4. Porque cada vez que lo hago me aseguro una mayor garantía
contra una posible recaída.
Diversamente de la mayor parte de nuestros miembros, yo no pude
liberarme del deseo obsesivo del alcohol durante los primeros dos años y
medio de abstinencia. Me acompañó casi siempre. Mas nunca estuve en
el punto de ceder. Me sentía terriblemente infeliz cuando veía a mis
amigos beber y saber que yo no podía hacer lo mismo. Pero pude llegar
a convencerme que una vez tuve el mismo privilegio, mas abusé de él
tan terriblemente que el mismo me fue arrebatado.
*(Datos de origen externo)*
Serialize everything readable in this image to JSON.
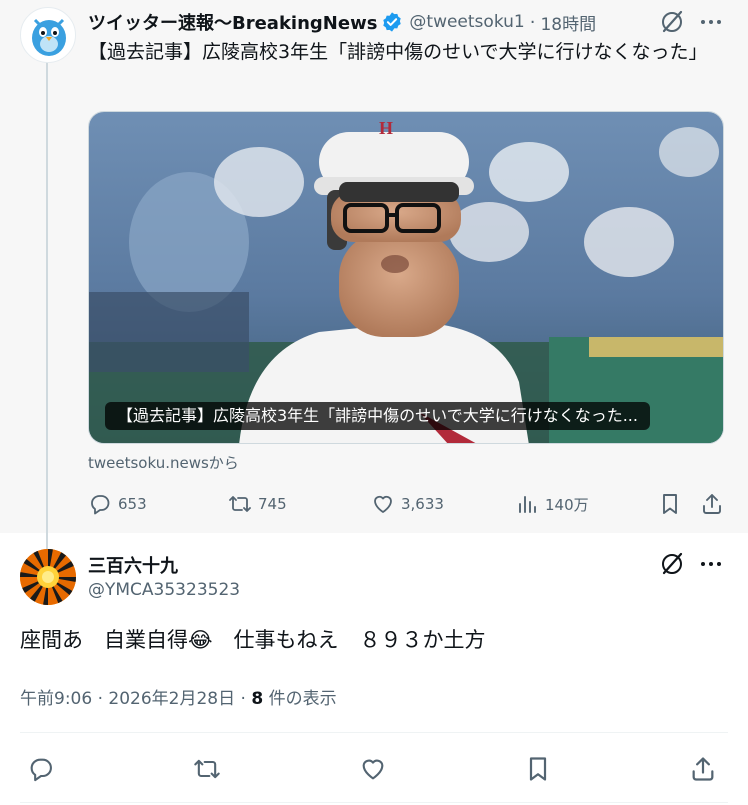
{
  "parent_tweet": {
    "display_name": "ツイッター速報〜BreakingNews",
    "handle": "@tweetsoku1",
    "separator": "·",
    "time": "18時間",
    "text": "【過去記事】広陵高校3年生「誹謗中傷のせいで大学に行けなくなった」",
    "card": {
      "caption": "【過去記事】広陵高校3年生「誹謗中傷のせいで大学に行けなくなった...",
      "source": "tweetsoku.newsから"
    },
    "metrics": {
      "replies": "653",
      "retweets": "745",
      "likes": "3,633",
      "views": "140万"
    },
    "icons": [
      "grok-icon",
      "more-icon",
      "verified-badge-icon",
      "reply-icon",
      "retweet-icon",
      "like-icon",
      "views-icon",
      "bookmark-icon",
      "share-icon"
    ]
  },
  "reply_tweet": {
    "display_name": "三百六十九",
    "handle": "@YMCA35323523",
    "text": "座間あ　自業自得😂　仕事もねえ　８９３か土方",
    "meta": {
      "time": "午前9:06",
      "sep1": "·",
      "date": "2026年2月28日",
      "sep2": "·",
      "view_count": "8",
      "view_label": "件の表示"
    }
  },
  "colors": {
    "text_primary": "#0f1419",
    "text_secondary": "#536471",
    "verified": "#1d9bf0",
    "parent_bg": "#f7f7f7",
    "border": "#cfd9de"
  }
}
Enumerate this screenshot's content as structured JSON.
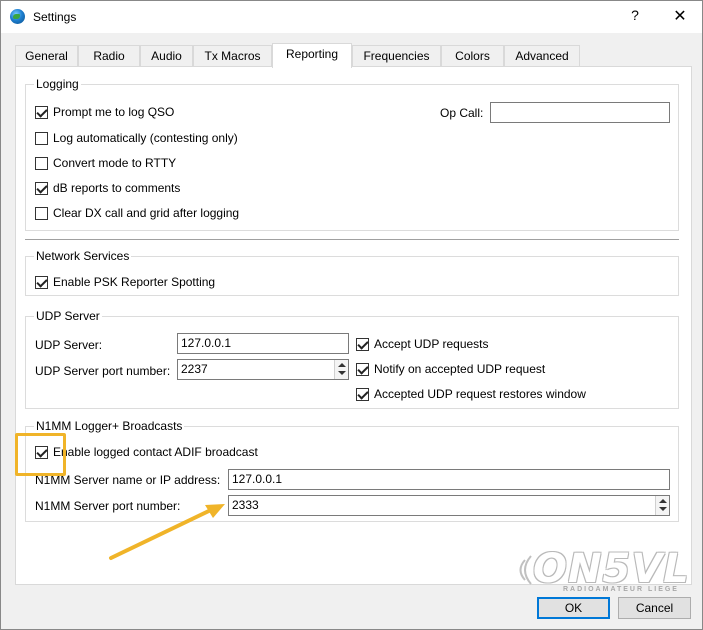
{
  "window": {
    "title": "Settings",
    "help_glyph": "?",
    "close_glyph": "✕"
  },
  "tabs": [
    {
      "label": "General"
    },
    {
      "label": "Radio"
    },
    {
      "label": "Audio"
    },
    {
      "label": "Tx Macros"
    },
    {
      "label": "Reporting",
      "active": true
    },
    {
      "label": "Frequencies"
    },
    {
      "label": "Colors"
    },
    {
      "label": "Advanced"
    }
  ],
  "logging": {
    "title": "Logging",
    "prompt_log_qso": {
      "label": "Prompt me to log QSO",
      "checked": true
    },
    "log_automatically": {
      "label": "Log automatically (contesting only)",
      "checked": false
    },
    "convert_rtty": {
      "label": "Convert mode to RTTY",
      "checked": false
    },
    "db_reports": {
      "label": "dB reports to comments",
      "checked": true
    },
    "clear_dx": {
      "label": "Clear DX call and grid after logging",
      "checked": false
    },
    "op_call_label": "Op Call:",
    "op_call_value": ""
  },
  "network": {
    "title": "Network Services",
    "psk_reporter": {
      "label": "Enable PSK Reporter Spotting",
      "checked": true
    }
  },
  "udp": {
    "title": "UDP Server",
    "server_label": "UDP Server:",
    "server_value": "127.0.0.1",
    "port_label": "UDP Server port number:",
    "port_value": "2237",
    "accept_requests": {
      "label": "Accept UDP requests",
      "checked": true
    },
    "notify_accepted": {
      "label": "Notify on accepted UDP request",
      "checked": true
    },
    "restore_window": {
      "label": "Accepted UDP request restores window",
      "checked": true
    }
  },
  "n1mm": {
    "title": "N1MM Logger+  Broadcasts",
    "enable_adif": {
      "label": "Enable logged contact ADIF broadcast",
      "checked": true
    },
    "server_label": "N1MM Server name or IP address:",
    "server_value": "127.0.0.1",
    "port_label": "N1MM Server port number:",
    "port_value": "2333"
  },
  "buttons": {
    "ok": "OK",
    "cancel": "Cancel"
  },
  "watermark": {
    "main": "ON5VL",
    "sub": "RADIOAMATEUR LIEGE"
  },
  "colors": {
    "highlight": "#f0b429",
    "focus": "#0078d7"
  }
}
Por eso no tengo
razón en lloriquear por esto, ya que, después de todo, nadie tuvo que
atarme para vaciar en mi garganta el alcohol.
Si usted piensa ser un ateo, un agnóstico, un escéptico o si tiene una
especie de orgullo intelectual que le impida aceptar lo que este libro
contiene, lo lamento por usted. Si aun piensa el ser lo suficientemente
fuerte para vencer solo la partida, eso es asunto vuestro. Pero si
realmente y sinceramente siente tener necesidad de una ayuda, creemos
tener una respuesta para usted. Ella no falla nunca, si usted pone la
mitad del celo que ha mostrado sólidamente cuando se trata de
procurarse otra copa.
¡Vuestro Padre Celestial jamás os abandonará!